House conservatives have a message for Speaker Paul Ryan as Congress starts a new year: the honeymoon's over.
Those were the words Idaho Republican Representative Raul Labrador, a leading member of the conservative House Freedom Caucus, used Wednesday. And he and like-minded House members said 2016 is the year for Ryan to prove himself. Sending a repeal of the Affordable Care Act (aka Obamacare) to the president, as the House did Wednesday evening, is only a start.
Ryan "needs to start putting up real conservative reform in the House and doing the things that are necessary to show the voters that he is a different speaker than [Ryan's predecessor] John Boehner," Labrador said at a monthly lunch with reporters. "Because, frankly, everything he has done so far is no different than what John Boehner would have done."
Added Labrador: "He's got a year" to demonstrate his commitment to conservative policies.
Conservatives were pleased that the Republican-controlled Congress finally got an Obamacare repeal to the president's desk—after dozens of attempts to repeal all or part of the 2010 law stalled. The Senate passed the repeal measure, which also defunds reproductive health provider Planned Parenthood, in December and the GOP-controlled House approved it Wednesday evening by a vote of 240 to 181. Just one Democrat voted for the bill—Minnesota Congressman Collin Peterson. Three Republicans voted against it.
Still, House conservatives insisted Wednesday it's not just an empty gesture. "This is the first time it gets to the president's desk, and he'll have to say, 'I still like the law' that everyone knows was presented to the American people in a false way," House Freedom Caucus Chairman Jim Jordan said. "No one likes this thing because it's terrible."
But Kentucky Representative Thomas Massie said that the true yardstick for Ryan and House Republicans this year is the process by which Congress exercises its so-called "power of the purse." "We've got one job this year at the end of the day, one job, and that is to fund the government in a responsible, thoughtful and constitutional manner." Massie said that if Congress once again is forced to pass another last-minute, catch-all funding bill—an "omnibus"—as it has done for the past several years, "that is an F-minus."
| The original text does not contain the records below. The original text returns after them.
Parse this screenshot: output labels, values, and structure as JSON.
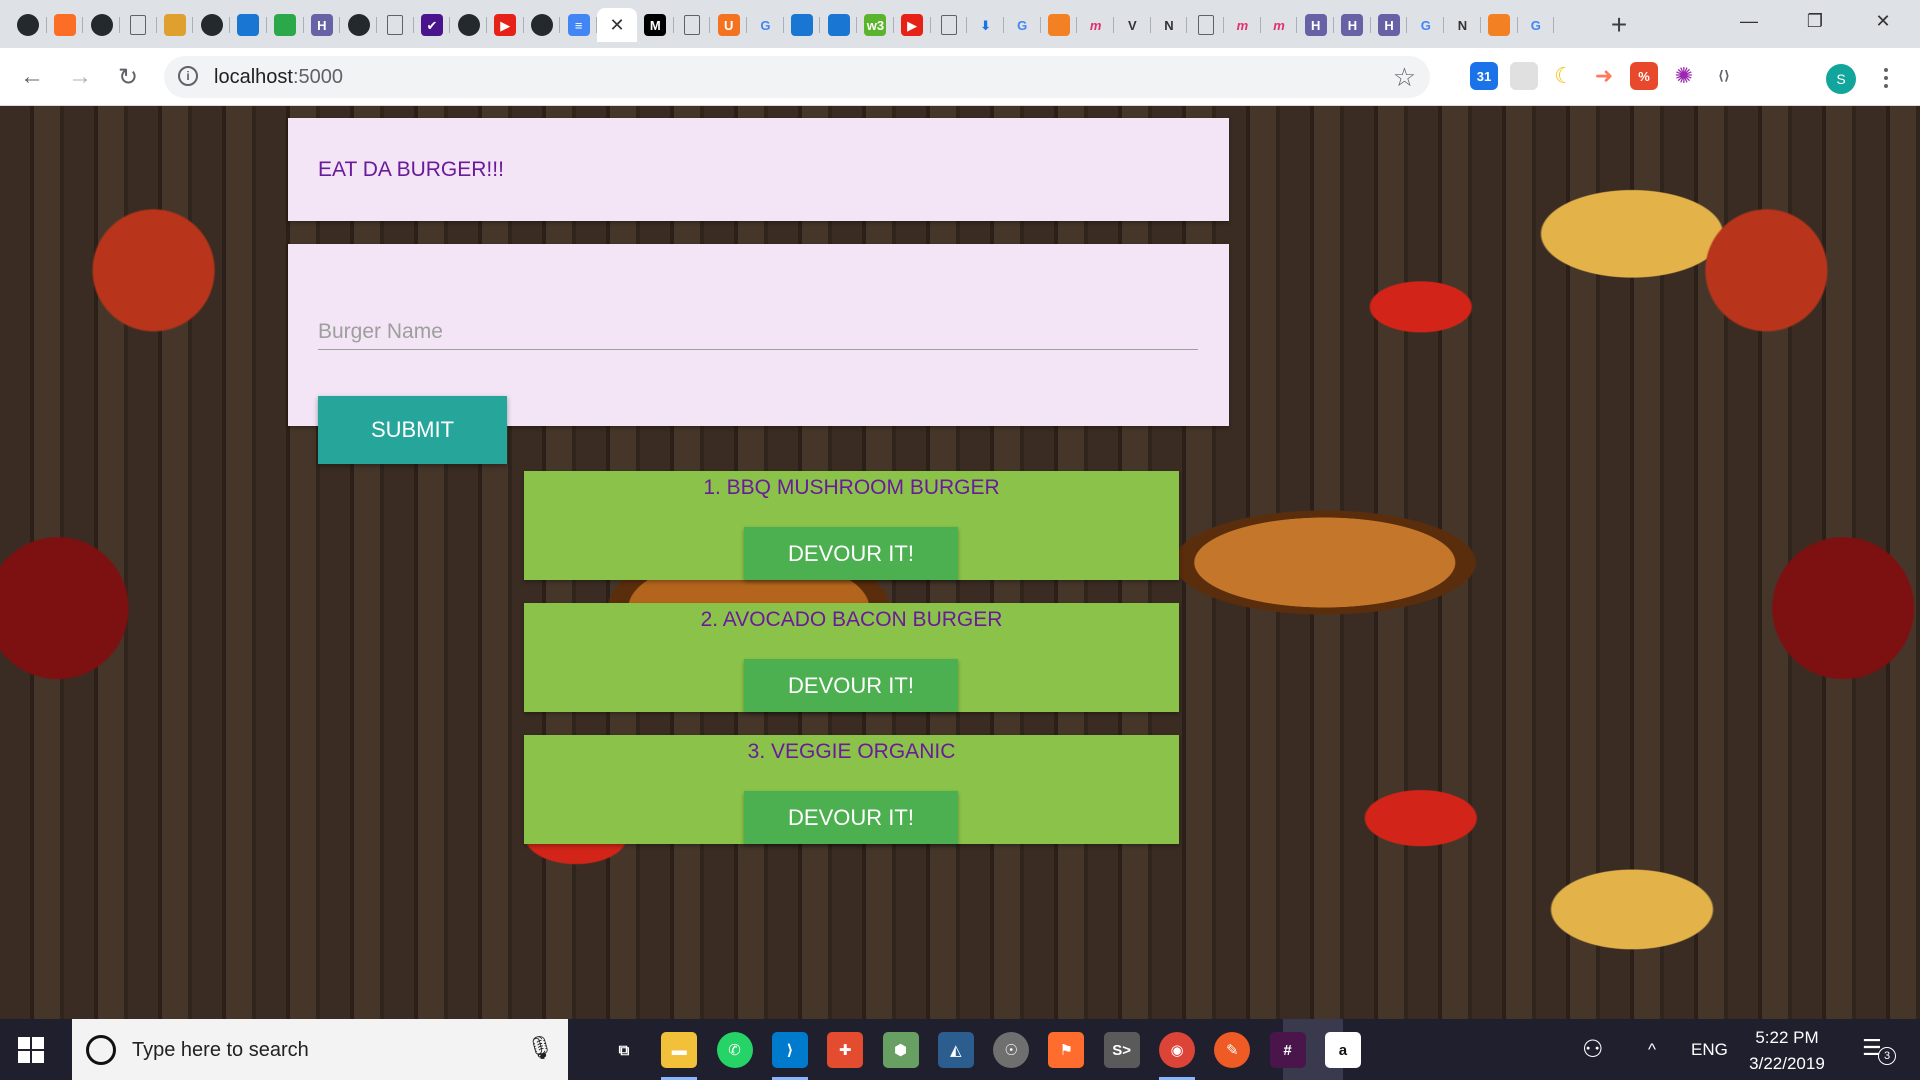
{
  "browser": {
    "tabs": [
      {
        "icon": "github-icon",
        "glyph": "",
        "color": "#24292e"
      },
      {
        "icon": "gitlab-icon",
        "glyph": "",
        "color": "#fc6d26"
      },
      {
        "icon": "github-icon",
        "glyph": "",
        "color": "#24292e"
      },
      {
        "icon": "document-icon",
        "glyph": "",
        "color": "#ffffff"
      },
      {
        "icon": "burger-icon",
        "glyph": "",
        "color": "#e0a030"
      },
      {
        "icon": "github-icon",
        "glyph": "",
        "color": "#24292e"
      },
      {
        "icon": "cube-icon",
        "glyph": "",
        "color": "#1976d2"
      },
      {
        "icon": "sequelize-icon",
        "glyph": "",
        "color": "#2ba84a"
      },
      {
        "icon": "heroku-icon",
        "glyph": "H",
        "color": "#6762a6"
      },
      {
        "icon": "github-icon",
        "glyph": "",
        "color": "#24292e"
      },
      {
        "icon": "document-icon",
        "glyph": "",
        "color": "#ffffff"
      },
      {
        "icon": "heroku-check-icon",
        "glyph": "✔",
        "color": "#4a148c"
      },
      {
        "icon": "github-icon",
        "glyph": "",
        "color": "#24292e"
      },
      {
        "icon": "youtube-icon",
        "glyph": "▶",
        "color": "#e62117"
      },
      {
        "icon": "github-icon",
        "glyph": "",
        "color": "#24292e"
      },
      {
        "icon": "google-docs-icon",
        "glyph": "≡",
        "color": "#4285f4"
      },
      {
        "icon": "close-icon",
        "glyph": "✕",
        "color": "#ffffff",
        "active": true
      },
      {
        "icon": "medium-icon",
        "glyph": "M",
        "color": "#000000"
      },
      {
        "icon": "document-icon",
        "glyph": "",
        "color": "#ffffff"
      },
      {
        "icon": "miami-u-icon",
        "glyph": "U",
        "color": "#f47321"
      },
      {
        "icon": "google-icon",
        "glyph": "G",
        "color": "#ffffff"
      },
      {
        "icon": "cube-icon",
        "glyph": "",
        "color": "#1976d2"
      },
      {
        "icon": "cube-icon",
        "glyph": "",
        "color": "#1976d2"
      },
      {
        "icon": "w3c-icon",
        "glyph": "w3",
        "color": "#5ab52c"
      },
      {
        "icon": "youtube-icon",
        "glyph": "▶",
        "color": "#e62117"
      },
      {
        "icon": "document-icon",
        "glyph": "",
        "color": "#ffffff"
      },
      {
        "icon": "download-icon",
        "glyph": "⬇",
        "color": "#ffffff"
      },
      {
        "icon": "google-icon",
        "glyph": "G",
        "color": "#ffffff"
      },
      {
        "icon": "stackoverflow-circle-icon",
        "glyph": "",
        "color": "#f48024"
      },
      {
        "icon": "mongo-m-icon",
        "glyph": "m",
        "color": "#ffffff"
      },
      {
        "icon": "v-icon",
        "glyph": "V",
        "color": "#ffffff"
      },
      {
        "icon": "notion-icon",
        "glyph": "N",
        "color": "#ffffff"
      },
      {
        "icon": "document-icon",
        "glyph": "",
        "color": "#ffffff"
      },
      {
        "icon": "mongo-m-icon",
        "glyph": "m",
        "color": "#ffffff"
      },
      {
        "icon": "mongo-m-icon",
        "glyph": "m",
        "color": "#ffffff"
      },
      {
        "icon": "heroku-icon",
        "glyph": "H",
        "color": "#6762a6"
      },
      {
        "icon": "heroku-icon",
        "glyph": "H",
        "color": "#6762a6"
      },
      {
        "icon": "heroku-icon",
        "glyph": "H",
        "color": "#6762a6"
      },
      {
        "icon": "google-icon",
        "glyph": "G",
        "color": "#ffffff"
      },
      {
        "icon": "notion-icon",
        "glyph": "N",
        "color": "#ffffff"
      },
      {
        "icon": "stackoverflow-icon",
        "glyph": "",
        "color": "#f48024"
      },
      {
        "icon": "google-icon",
        "glyph": "G",
        "color": "#ffffff"
      }
    ],
    "new_tab_glyph": "+",
    "window_controls": {
      "minimize": "—",
      "restore": "❐",
      "close": "✕"
    },
    "nav": {
      "back": "←",
      "forward": "→",
      "reload": "↻"
    },
    "address": {
      "host": "localhost",
      "port": ":5000",
      "info_glyph": "i"
    },
    "bookmark_glyph": "☆",
    "extensions": [
      {
        "icon": "calendar-extension-icon",
        "glyph": "31",
        "color": "#1a73e8"
      },
      {
        "icon": "blank-extension-icon",
        "glyph": "",
        "color": "#e0e0e0"
      },
      {
        "icon": "moon-extension-icon",
        "glyph": "☾",
        "color": "#f4c20d"
      },
      {
        "icon": "arrow-extension-icon",
        "glyph": "➜",
        "color": "#ff7a59"
      },
      {
        "icon": "percent-extension-icon",
        "glyph": "%",
        "color": "#e8492d"
      },
      {
        "icon": "colorwheel-extension-icon",
        "glyph": "✺",
        "color": "#9c27b0"
      },
      {
        "icon": "code-extension-icon",
        "glyph": "⟨⟩",
        "color": "#ffffff"
      }
    ],
    "profile_initial": "S"
  },
  "app": {
    "title": "EAT DA BURGER!!!",
    "form": {
      "placeholder": "Burger Name",
      "value": "",
      "submit_label": "SUBMIT"
    },
    "burgers": [
      {
        "label": "1. BBQ MUSHROOM BURGER",
        "button": "DEVOUR IT!"
      },
      {
        "label": "2. AVOCADO BACON BURGER",
        "button": "DEVOUR IT!"
      },
      {
        "label": "3. VEGGIE ORGANIC",
        "button": "DEVOUR IT!"
      }
    ]
  },
  "taskbar": {
    "search_placeholder": "Type here to search",
    "apps": [
      {
        "icon": "task-view-icon",
        "glyph": "⧉",
        "color": "#1f1f2e"
      },
      {
        "icon": "file-explorer-icon",
        "glyph": "▬",
        "color": "#f3c03a",
        "running": true
      },
      {
        "icon": "whatsapp-icon",
        "glyph": "✆",
        "color": "#25d366"
      },
      {
        "icon": "vscode-icon",
        "glyph": "⟩",
        "color": "#007acc",
        "running": true
      },
      {
        "icon": "git-kraken-icon",
        "glyph": "✚",
        "color": "#e44c30"
      },
      {
        "icon": "node-icon",
        "glyph": "⬢",
        "color": "#68a063"
      },
      {
        "icon": "mysql-workbench-icon",
        "glyph": "◭",
        "color": "#2c5d8f"
      },
      {
        "icon": "postgres-icon",
        "glyph": "☉",
        "color": "#6f6f6f"
      },
      {
        "icon": "flag-app-icon",
        "glyph": "⚑",
        "color": "#ff6d2e"
      },
      {
        "icon": "snip-icon",
        "glyph": "S>",
        "color": "#5a5a5a"
      },
      {
        "icon": "chrome-icon",
        "glyph": "◉",
        "color": "#db4437",
        "running": true
      },
      {
        "icon": "postman-icon",
        "glyph": "✎",
        "color": "#ef5b25"
      },
      {
        "icon": "slack-icon",
        "glyph": "#",
        "color": "#4a154b"
      },
      {
        "icon": "amazon-icon",
        "glyph": "a",
        "color": "#ffffff"
      }
    ],
    "tray": {
      "people_glyph": "⚇",
      "chevron_glyph": "^",
      "language": "ENG"
    },
    "clock": {
      "time": "5:22 PM",
      "date": "3/22/2019"
    },
    "notification_count": "3"
  },
  "colors": {
    "card_purple_bg": "#f3e5f5",
    "heading_purple": "#6a1b9a",
    "submit_teal": "#26a69a",
    "card_green": "#8bc34a",
    "button_green": "#4caf50"
  }
}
"If we pass 12 appropriations bills and stand our ground and force the Senate to face these issues, that's an A," he said.
House conservatives also plan to hold Ryan to his pledge of pushing "a bold, pro-growth agenda," in 2016, as he laid out in a policy speech at the Library of Congress in December. "Even if [the president] won't sign them into law, we will put out specific proposals and give the people a real choice," Ryan said then. "And I don't mean just undo what the president has done.... I mean show what we would do, what our ideal policy would be—looking forward to 2017 and beyond."
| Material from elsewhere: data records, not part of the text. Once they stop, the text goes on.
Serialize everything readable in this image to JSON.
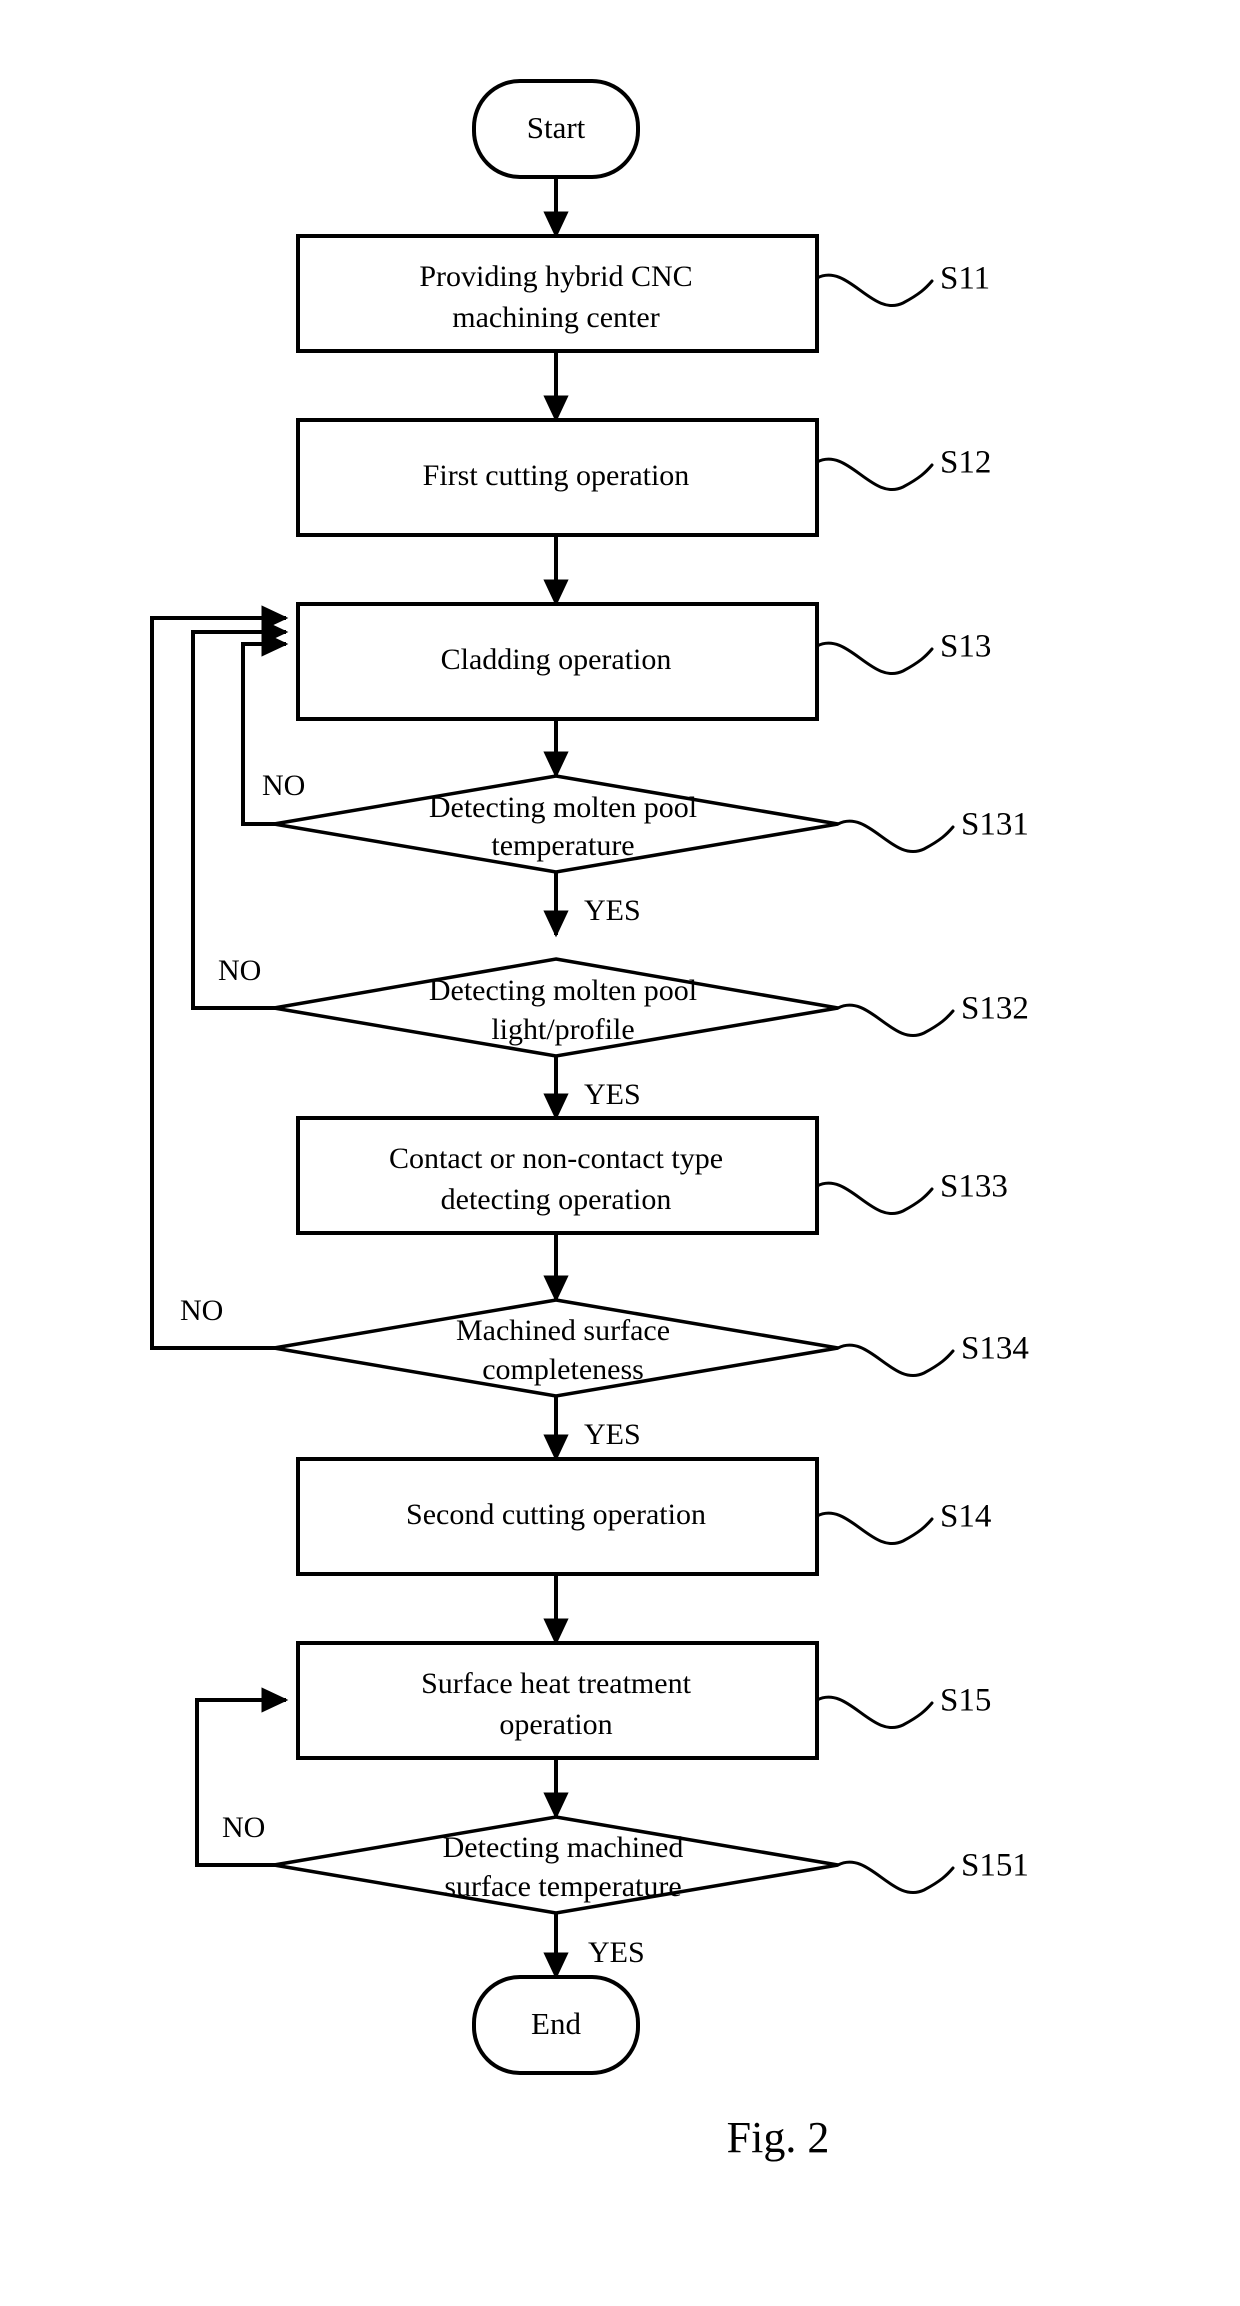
{
  "figure": {
    "caption": "Fig. 2",
    "background_color": "#ffffff",
    "line_color": "#000000"
  },
  "terminals": {
    "start": "Start",
    "end": "End"
  },
  "nodes": [
    {
      "id": "S11",
      "type": "process",
      "line1": "Providing hybrid CNC",
      "line2": "machining center",
      "step": "S11"
    },
    {
      "id": "S12",
      "type": "process",
      "line1": "First cutting operation",
      "line2": "",
      "step": "S12"
    },
    {
      "id": "S13",
      "type": "process",
      "line1": "Cladding operation",
      "line2": "",
      "step": "S13"
    },
    {
      "id": "S131",
      "type": "decision",
      "line1": "Detecting molten pool",
      "line2": "temperature",
      "step": "S131"
    },
    {
      "id": "S132",
      "type": "decision",
      "line1": "Detecting molten pool",
      "line2": "light/profile",
      "step": "S132"
    },
    {
      "id": "S133",
      "type": "process",
      "line1": "Contact or non-contact type",
      "line2": "detecting operation",
      "step": "S133"
    },
    {
      "id": "S134",
      "type": "decision",
      "line1": "Machined surface",
      "line2": "completeness",
      "step": "S134"
    },
    {
      "id": "S14",
      "type": "process",
      "line1": "Second cutting operation",
      "line2": "",
      "step": "S14"
    },
    {
      "id": "S15",
      "type": "process",
      "line1": "Surface heat treatment",
      "line2": "operation",
      "step": "S15"
    },
    {
      "id": "S151",
      "type": "decision",
      "line1": "Detecting machined",
      "line2": "surface temperature",
      "step": "S151"
    }
  ],
  "branch_labels": {
    "no_s131": "NO",
    "yes_s131": "YES",
    "no_s132": "NO",
    "yes_s132": "YES",
    "no_s134": "NO",
    "yes_s134": "YES",
    "no_s151": "NO",
    "yes_s151": "YES"
  },
  "chart_data": {
    "type": "table",
    "title": "Fig. 2",
    "nodes": [
      {
        "id": "start",
        "shape": "terminator",
        "text": "Start"
      },
      {
        "id": "S11",
        "shape": "rectangle",
        "text": "Providing hybrid CNC machining center"
      },
      {
        "id": "S12",
        "shape": "rectangle",
        "text": "First cutting operation"
      },
      {
        "id": "S13",
        "shape": "rectangle",
        "text": "Cladding operation"
      },
      {
        "id": "S131",
        "shape": "diamond",
        "text": "Detecting molten pool temperature"
      },
      {
        "id": "S132",
        "shape": "diamond",
        "text": "Detecting molten pool light/profile"
      },
      {
        "id": "S133",
        "shape": "rectangle",
        "text": "Contact or non-contact type detecting operation"
      },
      {
        "id": "S134",
        "shape": "diamond",
        "text": "Machined surface completeness"
      },
      {
        "id": "S14",
        "shape": "rectangle",
        "text": "Second cutting operation"
      },
      {
        "id": "S15",
        "shape": "rectangle",
        "text": "Surface heat treatment operation"
      },
      {
        "id": "S151",
        "shape": "diamond",
        "text": "Detecting machined surface temperature"
      },
      {
        "id": "end",
        "shape": "terminator",
        "text": "End"
      }
    ],
    "edges": [
      {
        "from": "start",
        "to": "S11",
        "label": ""
      },
      {
        "from": "S11",
        "to": "S12",
        "label": ""
      },
      {
        "from": "S12",
        "to": "S13",
        "label": ""
      },
      {
        "from": "S13",
        "to": "S131",
        "label": ""
      },
      {
        "from": "S131",
        "to": "S13",
        "label": "NO"
      },
      {
        "from": "S131",
        "to": "S132",
        "label": "YES"
      },
      {
        "from": "S132",
        "to": "S13",
        "label": "NO"
      },
      {
        "from": "S132",
        "to": "S133",
        "label": "YES"
      },
      {
        "from": "S133",
        "to": "S134",
        "label": ""
      },
      {
        "from": "S134",
        "to": "S13",
        "label": "NO"
      },
      {
        "from": "S134",
        "to": "S14",
        "label": "YES"
      },
      {
        "from": "S14",
        "to": "S15",
        "label": ""
      },
      {
        "from": "S15",
        "to": "S151",
        "label": ""
      },
      {
        "from": "S151",
        "to": "S15",
        "label": "NO"
      },
      {
        "from": "S151",
        "to": "end",
        "label": "YES"
      }
    ]
  }
}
That includes a plan to replace Obamacare, overhaul the tax code and reform welfare. A few of the conservatives also raised the issue of criminal justice reform, which Massie linked to the armed standoff playing out in Oregon over federal land rights. "We could blame the court" that sentenced two men to lengthy jail terms over land use violations, but he suggested sentencing guidelines were at fault, usurping the power of local judges. "But this is a law we caused. We could fix this next week."
With congressional Republicans set to come together for their annual retreat in Baltimore next week, Jordan said he and other conservatives were prepared to push their colleagues to bring reform proposals to a vote. Republicans, he said need to "show our alternatives, and this is where I think the speaker has been very good, showing how we would take the country in a different direction than how Obama and Clinton want to take it."
"I think we should not just talk about it, but pass legislation and say, here's what we're for," he continued.
"Being a conservative leader is not just about giving conservative speeches. It's about actually instituting and passing conservative policy," echoed Labrador. "So the question is, Will Ryan just be a good speechmaker or a good policymaker?"
This story has been updated to reflect the results of the House vote repealing the Affordable Care Act.